JLUSA was founded in November 2014 by national criminal justice reform advocate Glenn E. Martin, on the guiding principle that “those closest to the problem are closest to the solution, but furthest from resources and power.” The inspiration for JLUSA came from Mr. Martin’s personal experience, having been previously incarcerated for six years. JLUSA’s #halfby2030 mission came from Mr. Martin’s love for his youngest son, Joshua Martin, who will turn 18 in 2030.
Dignity and Power Now is a Los Angeles based grassroots organization founded in 2012 that fights for the dignity and power of all incarcerated people, their families, and communities.

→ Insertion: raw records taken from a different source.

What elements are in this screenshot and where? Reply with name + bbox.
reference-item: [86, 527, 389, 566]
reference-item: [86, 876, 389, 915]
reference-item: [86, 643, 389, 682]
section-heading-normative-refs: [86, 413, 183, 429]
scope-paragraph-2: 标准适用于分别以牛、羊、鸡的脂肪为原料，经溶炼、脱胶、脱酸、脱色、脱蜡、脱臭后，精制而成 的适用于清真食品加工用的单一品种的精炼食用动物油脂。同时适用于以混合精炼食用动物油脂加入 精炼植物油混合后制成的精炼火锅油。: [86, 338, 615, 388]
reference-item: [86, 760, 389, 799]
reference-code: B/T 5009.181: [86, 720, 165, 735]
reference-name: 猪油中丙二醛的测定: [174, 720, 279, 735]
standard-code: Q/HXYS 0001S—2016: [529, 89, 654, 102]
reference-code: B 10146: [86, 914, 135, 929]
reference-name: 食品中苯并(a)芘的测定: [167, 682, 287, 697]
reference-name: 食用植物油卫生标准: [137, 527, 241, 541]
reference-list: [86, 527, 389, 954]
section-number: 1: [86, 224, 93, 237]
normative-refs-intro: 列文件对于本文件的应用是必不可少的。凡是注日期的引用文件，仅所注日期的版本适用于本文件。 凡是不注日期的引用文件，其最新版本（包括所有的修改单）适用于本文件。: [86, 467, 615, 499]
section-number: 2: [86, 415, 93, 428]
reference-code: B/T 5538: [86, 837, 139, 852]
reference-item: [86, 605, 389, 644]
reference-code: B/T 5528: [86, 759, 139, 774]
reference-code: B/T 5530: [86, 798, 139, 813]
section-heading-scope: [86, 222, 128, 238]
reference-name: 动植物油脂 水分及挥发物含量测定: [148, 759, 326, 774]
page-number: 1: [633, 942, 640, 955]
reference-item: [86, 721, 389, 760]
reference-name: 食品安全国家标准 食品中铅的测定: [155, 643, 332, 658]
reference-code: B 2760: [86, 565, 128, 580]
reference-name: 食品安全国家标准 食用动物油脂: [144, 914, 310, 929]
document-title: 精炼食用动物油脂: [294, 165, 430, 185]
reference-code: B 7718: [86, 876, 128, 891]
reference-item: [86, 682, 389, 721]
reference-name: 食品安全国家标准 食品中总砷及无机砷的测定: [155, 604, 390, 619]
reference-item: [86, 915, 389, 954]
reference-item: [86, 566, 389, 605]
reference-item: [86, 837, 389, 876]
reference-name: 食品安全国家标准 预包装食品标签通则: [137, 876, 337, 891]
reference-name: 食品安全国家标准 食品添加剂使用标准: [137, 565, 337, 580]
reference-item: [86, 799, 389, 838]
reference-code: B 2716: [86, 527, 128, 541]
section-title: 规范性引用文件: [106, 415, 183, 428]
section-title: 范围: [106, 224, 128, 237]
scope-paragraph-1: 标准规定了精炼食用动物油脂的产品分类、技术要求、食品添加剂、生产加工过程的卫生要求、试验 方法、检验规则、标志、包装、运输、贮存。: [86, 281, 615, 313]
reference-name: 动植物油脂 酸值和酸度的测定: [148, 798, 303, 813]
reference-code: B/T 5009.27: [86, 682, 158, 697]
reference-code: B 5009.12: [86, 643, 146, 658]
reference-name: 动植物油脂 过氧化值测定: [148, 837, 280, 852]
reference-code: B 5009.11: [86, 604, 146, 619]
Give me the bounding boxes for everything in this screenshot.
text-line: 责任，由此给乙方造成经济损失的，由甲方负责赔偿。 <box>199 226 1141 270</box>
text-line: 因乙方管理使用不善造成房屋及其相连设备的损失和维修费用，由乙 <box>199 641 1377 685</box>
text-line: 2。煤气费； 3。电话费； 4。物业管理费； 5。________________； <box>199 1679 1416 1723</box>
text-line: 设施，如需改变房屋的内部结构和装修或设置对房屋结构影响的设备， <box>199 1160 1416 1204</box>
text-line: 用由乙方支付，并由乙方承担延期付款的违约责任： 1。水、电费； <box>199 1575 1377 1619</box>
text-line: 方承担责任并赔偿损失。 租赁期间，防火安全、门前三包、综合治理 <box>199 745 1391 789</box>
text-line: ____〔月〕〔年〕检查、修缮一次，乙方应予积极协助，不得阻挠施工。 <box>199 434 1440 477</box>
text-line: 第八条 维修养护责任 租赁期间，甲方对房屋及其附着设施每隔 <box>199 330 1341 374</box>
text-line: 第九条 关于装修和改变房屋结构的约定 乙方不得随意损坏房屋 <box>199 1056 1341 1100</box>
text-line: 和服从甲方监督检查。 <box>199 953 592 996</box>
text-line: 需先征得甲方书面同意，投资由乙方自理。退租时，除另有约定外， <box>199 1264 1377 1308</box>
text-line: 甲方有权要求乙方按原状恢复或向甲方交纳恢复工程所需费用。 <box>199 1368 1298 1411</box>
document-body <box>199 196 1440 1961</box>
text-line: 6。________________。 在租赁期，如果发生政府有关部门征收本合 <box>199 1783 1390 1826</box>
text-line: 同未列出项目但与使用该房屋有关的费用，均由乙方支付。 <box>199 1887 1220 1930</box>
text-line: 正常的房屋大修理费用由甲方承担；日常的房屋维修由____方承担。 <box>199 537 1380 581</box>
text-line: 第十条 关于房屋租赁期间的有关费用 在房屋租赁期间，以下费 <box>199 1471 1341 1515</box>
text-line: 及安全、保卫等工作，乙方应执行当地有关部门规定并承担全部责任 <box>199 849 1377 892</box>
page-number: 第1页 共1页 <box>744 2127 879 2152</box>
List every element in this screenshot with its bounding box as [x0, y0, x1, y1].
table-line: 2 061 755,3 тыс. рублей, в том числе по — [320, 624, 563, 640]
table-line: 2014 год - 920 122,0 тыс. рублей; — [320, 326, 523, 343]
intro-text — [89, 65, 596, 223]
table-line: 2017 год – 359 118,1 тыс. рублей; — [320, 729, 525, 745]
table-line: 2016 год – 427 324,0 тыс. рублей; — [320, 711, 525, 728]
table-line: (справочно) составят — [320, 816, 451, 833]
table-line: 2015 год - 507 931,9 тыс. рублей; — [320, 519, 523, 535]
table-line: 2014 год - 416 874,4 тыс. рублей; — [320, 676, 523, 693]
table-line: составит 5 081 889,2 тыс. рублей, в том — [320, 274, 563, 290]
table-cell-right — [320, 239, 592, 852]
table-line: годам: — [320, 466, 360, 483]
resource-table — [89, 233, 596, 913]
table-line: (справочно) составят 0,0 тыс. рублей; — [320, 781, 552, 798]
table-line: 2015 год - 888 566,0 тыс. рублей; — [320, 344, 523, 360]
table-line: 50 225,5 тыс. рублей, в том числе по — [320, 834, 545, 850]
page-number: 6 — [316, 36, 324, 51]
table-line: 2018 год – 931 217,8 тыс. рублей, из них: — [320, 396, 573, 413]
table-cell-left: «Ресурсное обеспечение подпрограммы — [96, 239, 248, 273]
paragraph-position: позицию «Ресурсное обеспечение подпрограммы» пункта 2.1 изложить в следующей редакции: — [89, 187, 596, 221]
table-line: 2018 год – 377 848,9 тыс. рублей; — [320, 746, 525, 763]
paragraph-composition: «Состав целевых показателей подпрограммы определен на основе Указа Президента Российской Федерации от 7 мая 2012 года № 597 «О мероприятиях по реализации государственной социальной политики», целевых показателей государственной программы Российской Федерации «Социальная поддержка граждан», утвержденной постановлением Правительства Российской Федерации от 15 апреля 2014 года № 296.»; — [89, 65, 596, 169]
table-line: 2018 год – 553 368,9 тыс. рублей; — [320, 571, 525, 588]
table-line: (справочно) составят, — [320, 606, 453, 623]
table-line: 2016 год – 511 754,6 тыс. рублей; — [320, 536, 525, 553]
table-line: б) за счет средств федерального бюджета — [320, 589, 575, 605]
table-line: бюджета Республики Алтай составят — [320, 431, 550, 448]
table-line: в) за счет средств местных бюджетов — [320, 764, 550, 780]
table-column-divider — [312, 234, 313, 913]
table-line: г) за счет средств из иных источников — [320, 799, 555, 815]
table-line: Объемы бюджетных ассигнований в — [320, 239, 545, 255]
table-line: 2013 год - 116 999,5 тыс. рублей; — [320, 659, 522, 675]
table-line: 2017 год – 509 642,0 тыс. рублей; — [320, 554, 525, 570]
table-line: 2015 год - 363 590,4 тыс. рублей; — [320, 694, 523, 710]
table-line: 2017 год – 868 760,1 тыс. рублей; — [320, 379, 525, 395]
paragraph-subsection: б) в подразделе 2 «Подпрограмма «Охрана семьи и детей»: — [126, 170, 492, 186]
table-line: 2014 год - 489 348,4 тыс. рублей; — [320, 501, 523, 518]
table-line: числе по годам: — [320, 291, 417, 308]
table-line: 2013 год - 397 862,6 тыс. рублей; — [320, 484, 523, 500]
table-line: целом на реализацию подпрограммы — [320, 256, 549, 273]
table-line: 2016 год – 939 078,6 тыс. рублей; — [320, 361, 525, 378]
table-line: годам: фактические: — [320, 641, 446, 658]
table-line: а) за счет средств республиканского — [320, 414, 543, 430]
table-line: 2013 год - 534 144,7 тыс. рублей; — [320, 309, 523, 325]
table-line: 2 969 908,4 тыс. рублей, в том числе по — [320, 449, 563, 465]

Their mission is to build a Black and Brown led abolitionist movement rooted in community power towards the goal of achieving transformative justice and healing justice for all incarcerated people, their families, and communities.
Grounded in the principles of abolition, healing justice, and transformative justice, they have multiple programs centered around activism, health and wellness, and leadership building, including a coalition to end sheriff violence, a coalition to stop jail construction, an arts and wellness collective, a rapid response team of healers, a leadership institute for high school aged youth affected by incarceration, a leadership institute for people coming home from prison, a reentry program inside Soledad State Prison, and an influential media department. Immediate campaign focuses include establishing comprehensive and effective civilian oversight of the Los Angeles County Sheriff’s Department and allocating the money from LA County’s 3.5 billion dollar jail plan into mental health diversion programs and community resources.